News From the Border

Providing the news from a different front but from a war that we must win as well! I recognize the poverty and desperate conditions that many Latinos live in. We, as the USA, have a responsibility to do as much as we can to reach out to aid and assist spiritually with the Gospel and naturally with training, technology and resources. But poverty gives no one the right to break the laws of another sovereign nation.

Wednesday, May 10, 2006

Immigration Stunting, Not Stimulating, Innovation?

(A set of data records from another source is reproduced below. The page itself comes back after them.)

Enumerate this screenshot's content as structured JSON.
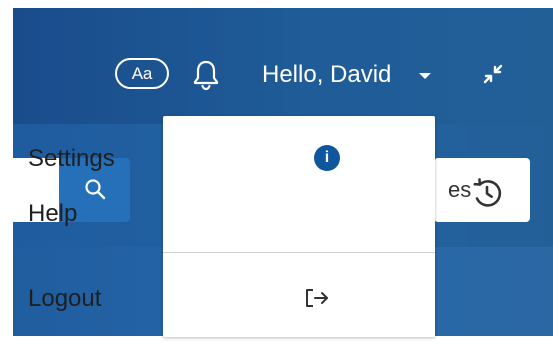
{
  "header": {
    "font_size_button_label": "Aa",
    "bell_icon": "bell-icon",
    "user_greeting": "Hello, David",
    "caret_icon": "chevron-down-icon",
    "minimize_icon": "minimize-icon"
  },
  "search": {
    "placeholder": "",
    "button_icon": "search-icon"
  },
  "history": {
    "label_fragment": "es",
    "icon": "history-icon"
  },
  "menu": {
    "items": [
      {
        "label": "Settings"
      },
      {
        "label": "Help"
      },
      {
        "label": "Logout"
      }
    ],
    "settings_badge": "i",
    "logout_icon": "logout-icon"
  },
  "colors": {
    "header_blue": "#1a4c8c",
    "content_blue": "#1f5d9f",
    "button_blue": "#2670ba",
    "badge_blue": "#10569f",
    "menu_bg": "#ffffff",
    "text_dark": "#1f1f1f",
    "white": "#ffffff"
  }
}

National Data, By Edwin S. Rubenstein

You’ve heard it a million times—this version is from an op-ed by the head of TechNet, an IT industry lobbying firm, and Scott McNealy, who just stepped down as the head of Sun:

What do the founders of Intel, Sun Microsystems and Google—Andy Grove, Andy Bechtolsheim, Vinod Khosla and Sergey Brin—have in common with Albert Einstein and Wernher von Braun? All are part of America's tradition of welcoming talented immigrants who have made significant contributions to our industry. [Stingy immigration policy stifles U.S. innovation USA TODAY, April 25, 2006]

Forget that Andy Grove was a businessman, not a techie. Forget that Google’s success rests as much on its marketing prowess as its search engine, which by some accounts, is no better than competitors. And forget, also, the evidence suggesting that IT employers crave “talented immigrants” mainly to avoid paying equally talented, albeit older, natives a decent wage.

The notion that immigration in general, and an expanded H-1b visa program in particular, are needed to maintain our technological superiority, is firmly entrenched in the business world.

But anecdotes aside, the data simply don’t support this view.